O detetive é sempre assim. Mente para conseguir a verdade. Durão, com voz forte, mas o coração definitivamente não é de pedra... E a capa, ah, a capa é a marca registrada, junto com o isqueiro Zippo e uma típica loira dos anos 40 ao seu lado, de olhar lânguido e culpado.

Mas neste dia a capa era justa, uma malha rubra rente ao corpo, que delineava os músculos e facilitava cada movimento.
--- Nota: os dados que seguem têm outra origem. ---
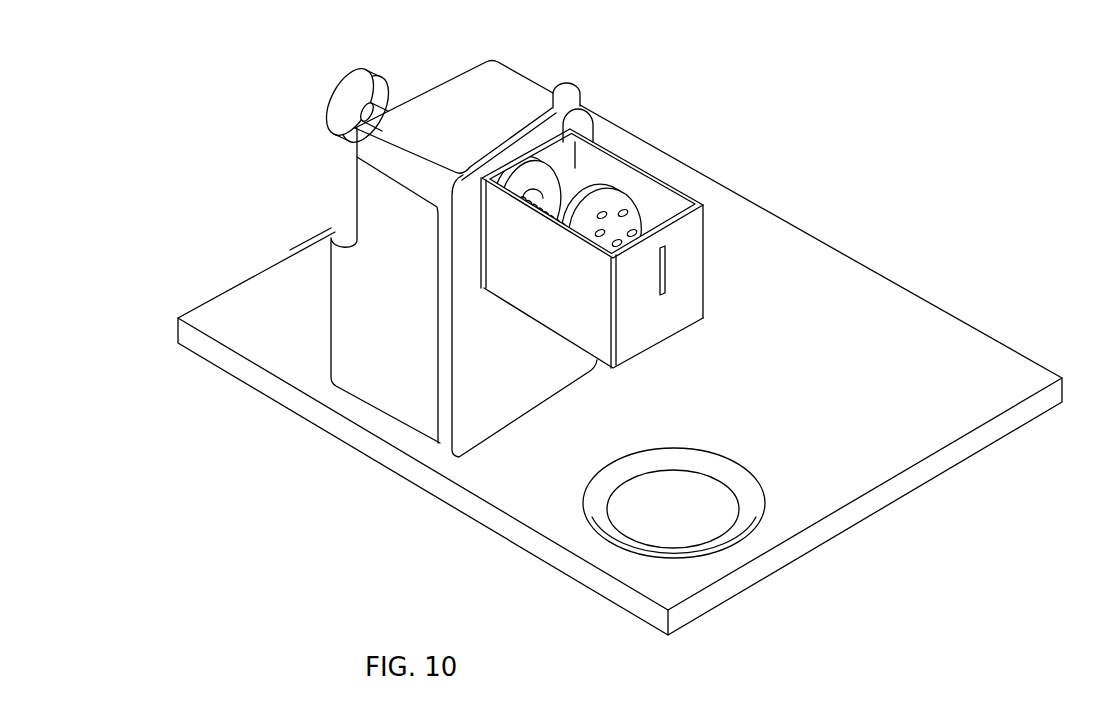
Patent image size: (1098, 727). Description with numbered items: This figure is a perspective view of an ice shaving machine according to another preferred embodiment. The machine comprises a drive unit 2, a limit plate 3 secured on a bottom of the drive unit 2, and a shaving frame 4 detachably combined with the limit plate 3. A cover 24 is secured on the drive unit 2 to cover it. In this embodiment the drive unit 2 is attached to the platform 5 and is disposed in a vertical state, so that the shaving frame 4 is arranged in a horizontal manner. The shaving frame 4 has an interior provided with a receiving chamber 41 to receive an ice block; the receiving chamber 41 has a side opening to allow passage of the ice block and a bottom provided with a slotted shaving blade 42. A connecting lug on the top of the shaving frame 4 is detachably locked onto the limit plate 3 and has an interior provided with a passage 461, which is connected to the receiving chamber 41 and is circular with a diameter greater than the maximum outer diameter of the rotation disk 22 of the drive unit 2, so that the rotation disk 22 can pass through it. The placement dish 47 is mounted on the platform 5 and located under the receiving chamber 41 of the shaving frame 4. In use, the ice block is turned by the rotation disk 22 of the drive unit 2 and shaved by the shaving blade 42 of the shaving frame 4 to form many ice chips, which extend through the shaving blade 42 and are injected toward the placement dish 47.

The drive unit 2 is at (443, 296).
The limit plate 3 is at (563, 102).
The shaving frame 4 is at (625, 230).
The platform 5 is at (860, 468).
The rotation disk 22 is at (616, 191).
The cover 24 is at (507, 82).
The receiving chamber 41 is at (677, 207).
The shaving blade 42 is at (668, 272).
The placement dish 47 is at (715, 518).
The passage 461 is at (597, 141).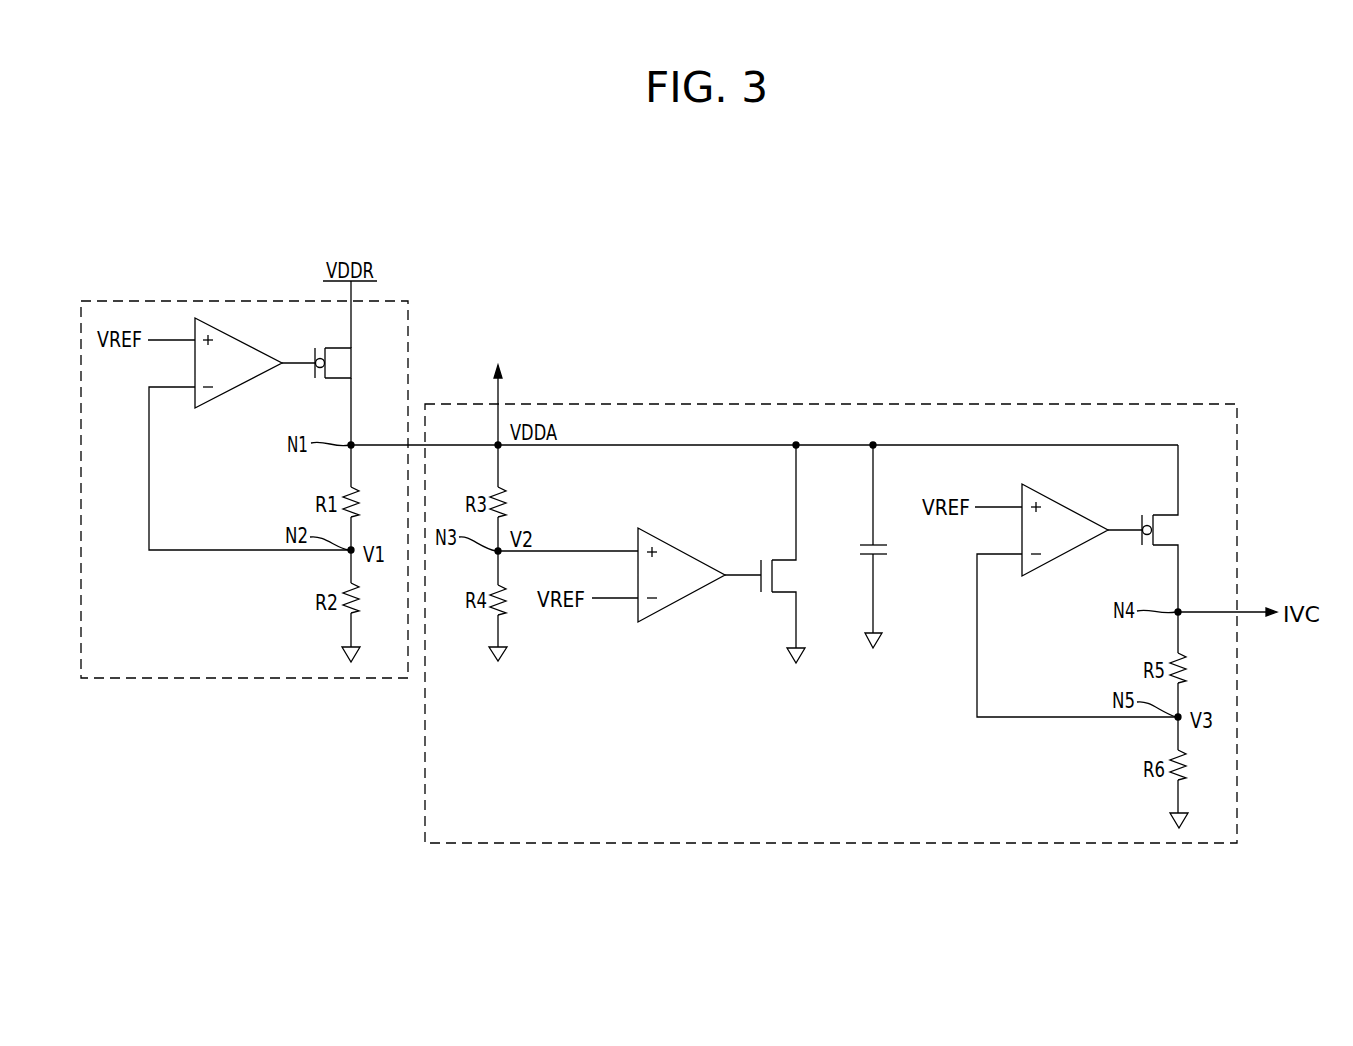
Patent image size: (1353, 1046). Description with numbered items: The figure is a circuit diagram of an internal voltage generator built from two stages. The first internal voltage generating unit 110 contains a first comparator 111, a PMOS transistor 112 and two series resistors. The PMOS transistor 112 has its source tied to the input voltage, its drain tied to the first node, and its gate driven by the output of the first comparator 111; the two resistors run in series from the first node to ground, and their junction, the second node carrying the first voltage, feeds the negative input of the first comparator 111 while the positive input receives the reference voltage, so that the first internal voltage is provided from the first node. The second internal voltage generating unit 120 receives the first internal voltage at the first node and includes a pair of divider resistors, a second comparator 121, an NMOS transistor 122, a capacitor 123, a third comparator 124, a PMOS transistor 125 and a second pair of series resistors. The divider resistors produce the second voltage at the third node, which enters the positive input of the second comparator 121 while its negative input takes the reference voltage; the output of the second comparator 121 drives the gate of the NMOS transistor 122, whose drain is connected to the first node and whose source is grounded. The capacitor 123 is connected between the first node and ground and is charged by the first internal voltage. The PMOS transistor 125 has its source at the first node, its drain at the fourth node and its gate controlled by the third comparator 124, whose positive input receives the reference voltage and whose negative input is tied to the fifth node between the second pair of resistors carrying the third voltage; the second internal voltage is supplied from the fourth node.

The first internal voltage generating unit 110 is at (175, 301).
The first comparator 111 is at (213, 398).
The PMOS transistor 112 is at (340, 364).
The second internal voltage generating unit 120 is at (1135, 404).
The second comparator 121 is at (682, 600).
The NMOS transistor 122 is at (785, 577).
The capacitor 123 is at (888, 553).
The third comparator 124 is at (1042, 567).
The PMOS transistor 125 is at (1166, 531).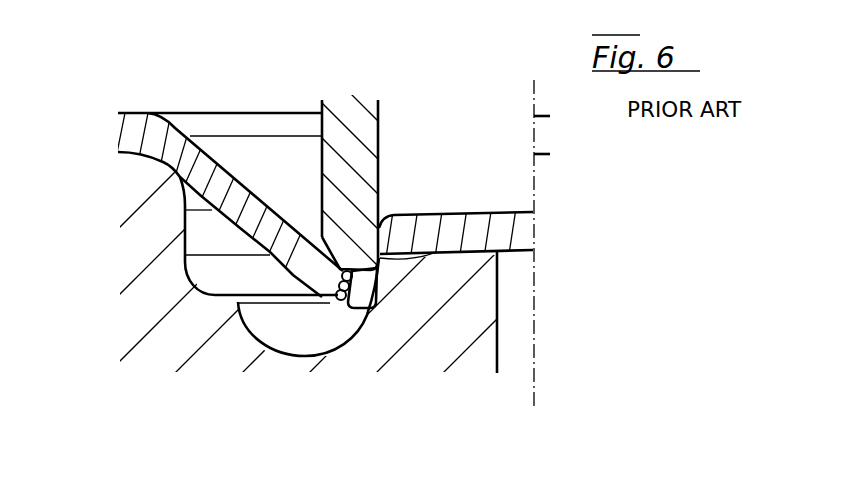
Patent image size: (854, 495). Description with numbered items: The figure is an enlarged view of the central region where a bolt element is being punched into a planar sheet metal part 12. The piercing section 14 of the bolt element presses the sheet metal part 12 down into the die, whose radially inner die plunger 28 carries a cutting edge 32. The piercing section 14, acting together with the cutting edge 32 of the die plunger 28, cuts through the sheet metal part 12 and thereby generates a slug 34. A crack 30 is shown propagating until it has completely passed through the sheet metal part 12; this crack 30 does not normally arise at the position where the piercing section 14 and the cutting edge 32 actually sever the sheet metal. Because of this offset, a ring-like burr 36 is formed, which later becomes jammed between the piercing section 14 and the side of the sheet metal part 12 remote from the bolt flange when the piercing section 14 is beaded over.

The sheet metal part 12 is at (120, 136).
The piercing section 14 is at (306, 185).
The die plunger 28 is at (538, 284).
The crack 30 is at (330, 315).
The cutting edge 32 is at (392, 276).
The slug 34 is at (497, 201).
The ring-like burr 36 is at (356, 334).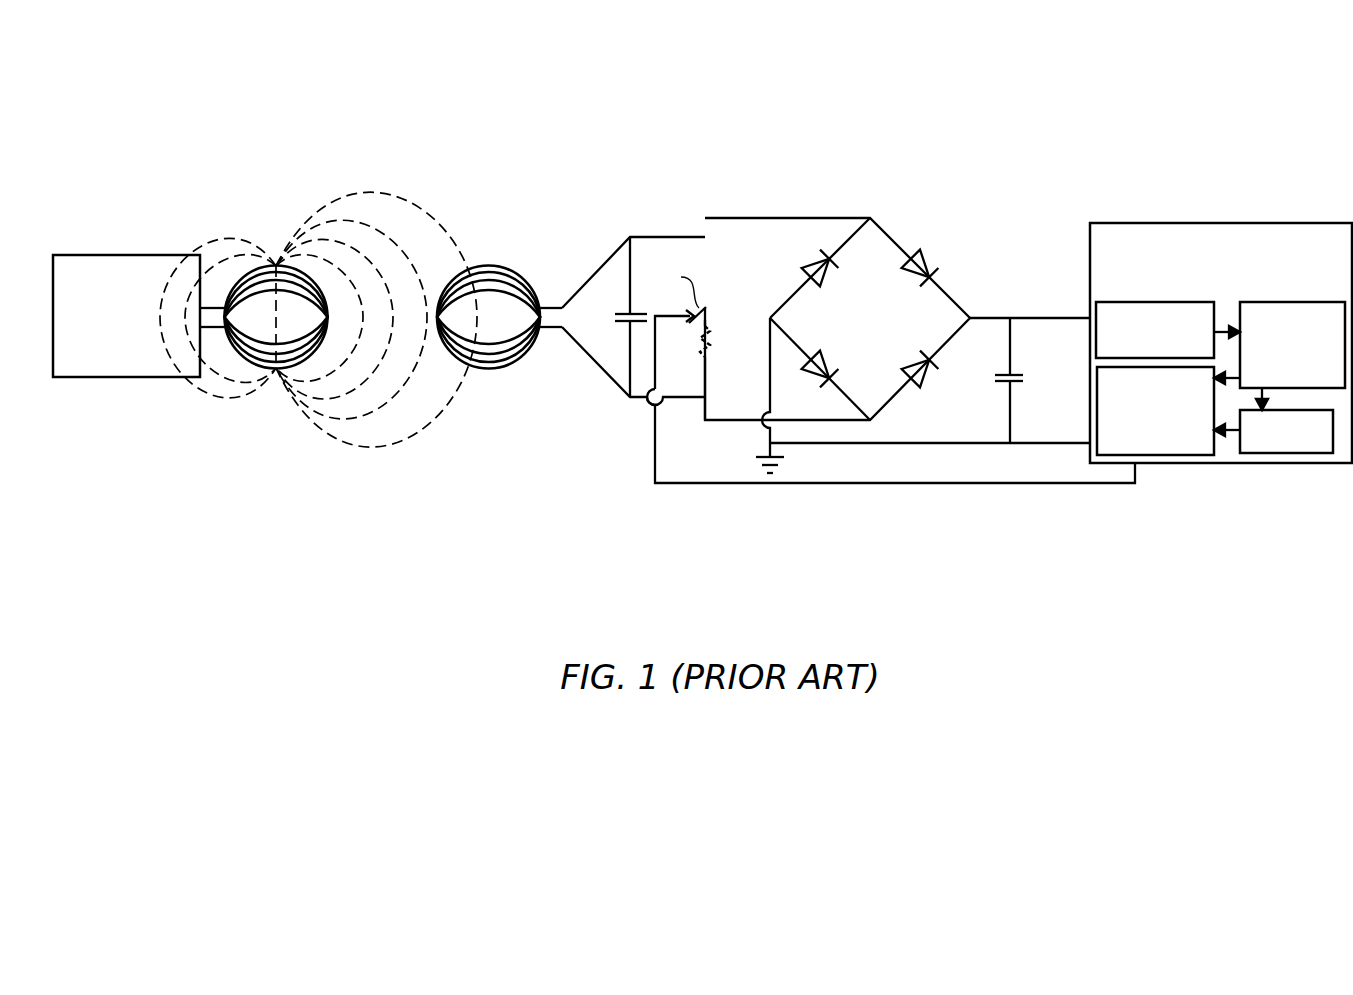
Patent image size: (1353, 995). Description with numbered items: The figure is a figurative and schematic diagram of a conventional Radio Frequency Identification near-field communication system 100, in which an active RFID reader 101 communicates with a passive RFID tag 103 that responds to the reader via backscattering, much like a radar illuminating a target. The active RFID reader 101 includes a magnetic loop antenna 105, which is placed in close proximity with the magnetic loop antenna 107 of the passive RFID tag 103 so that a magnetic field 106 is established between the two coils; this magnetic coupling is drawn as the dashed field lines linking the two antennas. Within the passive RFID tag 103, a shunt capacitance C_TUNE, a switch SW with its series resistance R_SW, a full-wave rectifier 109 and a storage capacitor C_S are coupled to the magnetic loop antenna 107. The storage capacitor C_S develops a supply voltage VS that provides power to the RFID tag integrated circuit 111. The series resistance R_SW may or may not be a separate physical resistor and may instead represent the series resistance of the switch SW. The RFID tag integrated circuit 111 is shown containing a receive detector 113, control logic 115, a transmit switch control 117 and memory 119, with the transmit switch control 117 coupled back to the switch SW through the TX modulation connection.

The RFID near-field communication system 100 is at (732, 36).
The active RFID reader 101 is at (112, 362).
The passive RFID tag 103 is at (598, 188).
The magnetic loop antenna 105 is at (277, 266).
The magnetic field 106 is at (421, 231).
The magnetic loop antenna 107 is at (532, 354).
The full-wave rectifier 109 is at (856, 362).
The RFID tag integrated circuit 111 is at (1206, 274).
The receive detector 113 is at (1133, 302).
The control logic 115 is at (1292, 302).
The transmit switch control 117 is at (1183, 455).
The memory 119 is at (1300, 455).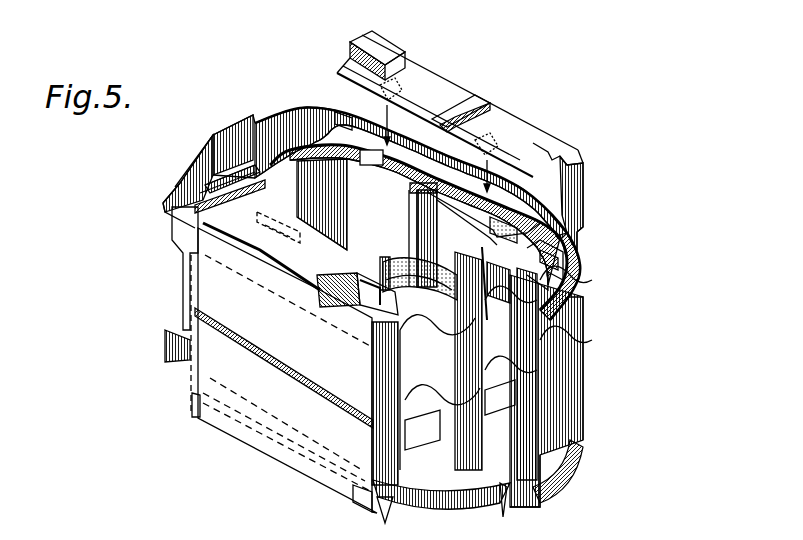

— O meu pai, ele brigou com a mamãe porque ele disse que eu não sou filho dele. Eles gritaram alto, bem alto, o Brian acordou e começou a discutir com o papai também. O Brian apanhou muito, mesmo. A próxima era a mamãe. Eu tentei segurar o papai, mas ele pegou o borrifador e...

O óbvio estava sendo confessado. Agora, era só levar o garoto para um abrigo e chamar uma assistente social. Pelas contas de Matt — não do Demolidor — Shawn ficaria uns seis meses sob a custódia do estado até ser levado para uma outra família. A menos que sua mãe também denunciasse o pai e resolvesse tocar sua vida ao lado dos filhos.

Mas elas nunca fazem isso. Apanham, apanham e continuam ao lado do algoz. Em Casablanca, Ingrid Bergman não fica com o Bogart. Vai embora, com o seu marido ativista.

Mas quase sempre, elas ficam.

Se Matt ponderava a questão jurídica, para o Demolidor um susto no pai de Shawn — mais a Lei e a Justiça — fariam muito bem ao gordo bastardo.

— Vamos, Shawn. Vamos para um lugar seguro. Não tenha medo.

— Precisamos pegar a Menina, lá em casa!

— Eu vou para a sua casa...

Após dois saltos, o Demônio já estava novamente no parapeito da janela de Shawn. Ele pressentiu o cachorro, e, se isto fosse um filme...

Isto não é um filme.

Não é um filme noir? Vilão ardiloso, vítima inocente, mentiras, chuva fina, um herói que age nas sombras...

...se isto fosse um filme, pediríamos licença aos mestres dos anos 40 e veríamos uma comédia, com o Demolidor carregando no colo um cachorro de quase 25kg.

A Menina foi entregue a Shawn.

O Demolidor retornou ao lar dos Losh.

DING!

ZIIIMMMMMM!

O barulho do bastão do Demolidor no rosto do homem foi seco. Rápido, o bastão zuniu no ar, e causou um profundo corte.

Chuva. A chuva continuou.

Shawn foi mandado para uma instituição. Em cerca de quatro meses deverá ser adotado por uma família. Um casal de idosos do Maine leu a notícia do jornal sobre um pai que feriu o rebento e imediatamente se prontificou a tomar conta do menino. O senhor, estéril, não parava de contar aos amigos sobre o filho — e a cachorra — que iria ganhar, e que a vida parecia um filme, com final feliz e tudo. "Como aqueles bons, do Frank Capra..."

Mas para o Demolidor, o filme era noir. Sempre. Sempre noir.